それ以来この曲をなかなか楽しむことができない、というか聴く気にならないでいたのですが、今回改めてマリオンの演奏で聴いてみますと、そんなに悪い曲ではないなと思うのでした。
第一楽章の性急と激しさは、やはり私はついていけないものを感じるのですが、第二楽章は美しい旋律線を聴かせてくれますし、第三楽章の運動性と快活さ、敏捷性、そしてどことなく洒脱な感じは、何度か聴いてきると慌しく動き回るパリを連想したりします(と書きながらパリなど行ったことがありません=空想のパリということで)。中間部のフルートソロとなる部分から憂愁の表情に変わる部分も、今までの雰囲気と一転していてフルートの奏でる旋律を満喫することができます。

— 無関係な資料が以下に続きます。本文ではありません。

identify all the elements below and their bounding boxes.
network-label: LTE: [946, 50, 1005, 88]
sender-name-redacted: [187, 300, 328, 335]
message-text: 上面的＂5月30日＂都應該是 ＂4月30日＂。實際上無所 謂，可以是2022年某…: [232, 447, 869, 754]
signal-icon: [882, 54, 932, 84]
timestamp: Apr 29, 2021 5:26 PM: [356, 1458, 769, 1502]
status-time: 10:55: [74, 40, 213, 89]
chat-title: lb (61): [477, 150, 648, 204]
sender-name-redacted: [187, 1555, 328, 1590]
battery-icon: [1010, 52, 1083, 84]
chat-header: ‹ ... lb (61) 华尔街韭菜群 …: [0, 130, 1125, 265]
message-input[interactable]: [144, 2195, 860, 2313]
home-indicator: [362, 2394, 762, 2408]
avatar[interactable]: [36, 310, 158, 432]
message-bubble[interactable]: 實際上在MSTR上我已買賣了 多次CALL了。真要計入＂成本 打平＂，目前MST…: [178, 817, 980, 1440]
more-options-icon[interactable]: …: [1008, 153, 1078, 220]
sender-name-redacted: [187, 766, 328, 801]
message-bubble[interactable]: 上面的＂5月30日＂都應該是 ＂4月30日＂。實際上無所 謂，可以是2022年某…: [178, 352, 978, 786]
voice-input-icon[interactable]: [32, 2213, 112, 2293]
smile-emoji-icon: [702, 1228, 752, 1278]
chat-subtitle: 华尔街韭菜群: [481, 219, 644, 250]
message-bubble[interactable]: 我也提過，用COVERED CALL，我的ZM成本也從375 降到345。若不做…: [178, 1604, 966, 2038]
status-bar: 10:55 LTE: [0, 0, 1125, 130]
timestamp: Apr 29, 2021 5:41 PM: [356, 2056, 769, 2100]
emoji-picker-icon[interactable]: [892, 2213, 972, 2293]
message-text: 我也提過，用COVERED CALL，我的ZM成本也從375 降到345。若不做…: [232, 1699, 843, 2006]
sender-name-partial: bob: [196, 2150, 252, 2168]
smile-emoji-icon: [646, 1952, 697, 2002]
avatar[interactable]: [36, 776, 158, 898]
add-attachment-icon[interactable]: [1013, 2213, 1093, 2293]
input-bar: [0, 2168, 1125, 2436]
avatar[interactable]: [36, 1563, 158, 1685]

今でこそこの曲は「超絶技巧曲」でも「難曲」でもなく、音楽コンクールなどでもよく取り上げられる曲ですが、ひょっとすると見かけの技巧以上に曲として聴かせるのが至難の業の曲なのではないかと思ったりしました。
このCDは他ならぬマリオンの演奏ですから決して悪いはずなどないのですが、それでもビシッと琴線に触れてこないのですよね。この曲に対する愛着みたいなものは少しは沸いた気がしますが(笑) そのうち、もう少し別の演奏を物色してみたいと思います。